Innovation Award (video)
The Innovation Award applauds a representative of a company that has produced a commercially viable product or service and is ready to launch or has launched into the market.
It was won this year by Carnegie and Rockefeller Professor and Head of the Department Pharmacology Dr. Chris McMaster. He is co-director of Cheminformatics Drug Discovery Lab at the IWK Health Centre, and co-founder of DeNovaMed – a Halifax-based biotechnology company.
Through his work with DeNovaMed, Dr. McMaster seeks to develop the first truly new class of antibiotics in the last thirty years. His first order of business is targeting the well-known MRSA superbug, which kills 50,000 people in North American and Europe alone per year.
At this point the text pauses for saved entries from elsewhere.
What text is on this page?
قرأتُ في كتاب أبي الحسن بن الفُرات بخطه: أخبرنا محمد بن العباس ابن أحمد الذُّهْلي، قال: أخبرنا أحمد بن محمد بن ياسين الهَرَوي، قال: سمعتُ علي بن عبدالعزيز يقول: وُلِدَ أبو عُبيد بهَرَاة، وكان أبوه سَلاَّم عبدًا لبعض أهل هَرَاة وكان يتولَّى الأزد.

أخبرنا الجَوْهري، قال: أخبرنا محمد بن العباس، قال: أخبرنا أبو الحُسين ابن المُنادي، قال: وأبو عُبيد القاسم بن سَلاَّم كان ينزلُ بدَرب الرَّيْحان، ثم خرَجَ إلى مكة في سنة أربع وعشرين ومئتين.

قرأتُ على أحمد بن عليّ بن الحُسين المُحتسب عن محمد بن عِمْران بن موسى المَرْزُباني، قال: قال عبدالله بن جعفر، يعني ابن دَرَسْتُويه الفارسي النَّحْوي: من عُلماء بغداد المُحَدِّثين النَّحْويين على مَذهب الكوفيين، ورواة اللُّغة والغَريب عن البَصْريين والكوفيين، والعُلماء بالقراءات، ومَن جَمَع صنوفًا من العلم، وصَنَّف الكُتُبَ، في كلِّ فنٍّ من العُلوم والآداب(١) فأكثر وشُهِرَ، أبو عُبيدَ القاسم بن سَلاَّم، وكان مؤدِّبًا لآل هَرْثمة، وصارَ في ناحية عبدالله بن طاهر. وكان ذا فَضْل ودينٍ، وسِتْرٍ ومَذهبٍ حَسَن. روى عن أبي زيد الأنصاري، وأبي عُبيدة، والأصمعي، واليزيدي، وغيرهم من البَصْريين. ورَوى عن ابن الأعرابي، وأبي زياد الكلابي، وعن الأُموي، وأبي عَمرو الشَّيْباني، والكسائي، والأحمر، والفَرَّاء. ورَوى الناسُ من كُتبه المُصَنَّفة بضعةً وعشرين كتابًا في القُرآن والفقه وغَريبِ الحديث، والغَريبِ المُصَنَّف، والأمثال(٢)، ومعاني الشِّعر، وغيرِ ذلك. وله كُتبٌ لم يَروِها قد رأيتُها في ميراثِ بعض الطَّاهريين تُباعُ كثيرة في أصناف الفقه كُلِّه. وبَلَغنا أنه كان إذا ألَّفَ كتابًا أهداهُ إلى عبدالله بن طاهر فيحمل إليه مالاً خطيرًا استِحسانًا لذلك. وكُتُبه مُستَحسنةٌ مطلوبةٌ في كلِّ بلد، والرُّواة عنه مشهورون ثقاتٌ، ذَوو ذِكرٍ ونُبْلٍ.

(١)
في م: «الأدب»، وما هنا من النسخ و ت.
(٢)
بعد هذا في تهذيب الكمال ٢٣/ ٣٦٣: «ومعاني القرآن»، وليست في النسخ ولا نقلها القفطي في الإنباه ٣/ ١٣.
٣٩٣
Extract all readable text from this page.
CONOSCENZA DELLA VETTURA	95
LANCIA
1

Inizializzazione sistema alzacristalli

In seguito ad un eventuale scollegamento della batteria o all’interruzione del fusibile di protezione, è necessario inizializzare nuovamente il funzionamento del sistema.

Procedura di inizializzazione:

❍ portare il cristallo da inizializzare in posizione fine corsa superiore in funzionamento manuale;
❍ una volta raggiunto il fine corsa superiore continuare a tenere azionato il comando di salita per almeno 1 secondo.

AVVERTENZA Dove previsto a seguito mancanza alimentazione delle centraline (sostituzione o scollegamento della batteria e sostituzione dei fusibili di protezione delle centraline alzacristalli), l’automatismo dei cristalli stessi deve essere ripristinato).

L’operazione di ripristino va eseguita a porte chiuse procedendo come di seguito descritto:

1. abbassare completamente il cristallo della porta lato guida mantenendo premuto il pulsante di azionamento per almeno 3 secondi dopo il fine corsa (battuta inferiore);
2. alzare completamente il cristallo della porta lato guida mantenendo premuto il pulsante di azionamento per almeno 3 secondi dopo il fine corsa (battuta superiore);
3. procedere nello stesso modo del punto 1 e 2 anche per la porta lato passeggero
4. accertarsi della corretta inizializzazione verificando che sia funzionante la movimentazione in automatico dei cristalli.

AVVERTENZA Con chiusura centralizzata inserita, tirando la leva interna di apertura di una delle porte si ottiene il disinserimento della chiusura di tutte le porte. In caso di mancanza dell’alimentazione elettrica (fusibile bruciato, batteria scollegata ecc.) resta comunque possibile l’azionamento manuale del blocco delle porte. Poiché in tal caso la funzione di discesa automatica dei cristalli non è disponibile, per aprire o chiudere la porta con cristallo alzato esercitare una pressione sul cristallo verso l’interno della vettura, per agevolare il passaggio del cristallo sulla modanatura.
“The Discovery Awards represent more than personal achievement,” says Dr. McMaster. “I’m grateful to the Discovery Centre for taking time to recognize the hard work and dedication that scientists bring to Nova Scotia. This award ceremony celebrates all those working to propel education, innovation and economic development in our province.”
Nominated in the category was Dal Computer Science Professor Srinivas (“Srini”) Sampalli, for the startup company he founded with grad students Musfiq Rahman, Pawan Khandavilli and Karthik Palanivelu.
The group’s device is called Alfred, and it started as an NSERC Engage project in collaboration with Sheedog Inc. Alfred will enable people to use their smartphone to conduct transactions. Paying for coffee will be as simple as opening the store’s mobile app and tapping the phone against the Alfred device.
"Imagine tagging all your credit cards, gift cards and coupons into one chip that resides on a smart phone,” says Dr. Sampalli. “Imagine not having to carry around a full wallet. You're going to have a virtual butler; that's our product.”
Kevin Hewitt, associate professor of Physics and Atmospheric Science, was nominated in the Science Champions category (video) as a tireless advocate of math and science education for youth of African Nova Scotian descent.
Among many other accomplishments, Dr. Hewitt co-founded the Imhotep’s Legacy Academy (ILA) to increase the number of African Nova Scotians pursuing post-secondary education in the fields of science, technology, engineering and mathematics (a group of disciplines also known as “STEM”).
“I think you get youth interested in science by showing them how it applies to their everyday existence,” explains Dr. Hewitt. “It’s up to us to try and sustain that.”
One final Dal connection at the event: the Discovery Centre’s Hall of Fame inducted Sir J. William Dawson (1820-1899), one of Nova Scotia’s most famous scientists, and whose name the Dal graduate and undergraduate geology clubs proudly carry. Dawson discovered the remains of some of the oldest known reptiles, providing key evidence that birds, reptiles and mammals have common ancestry.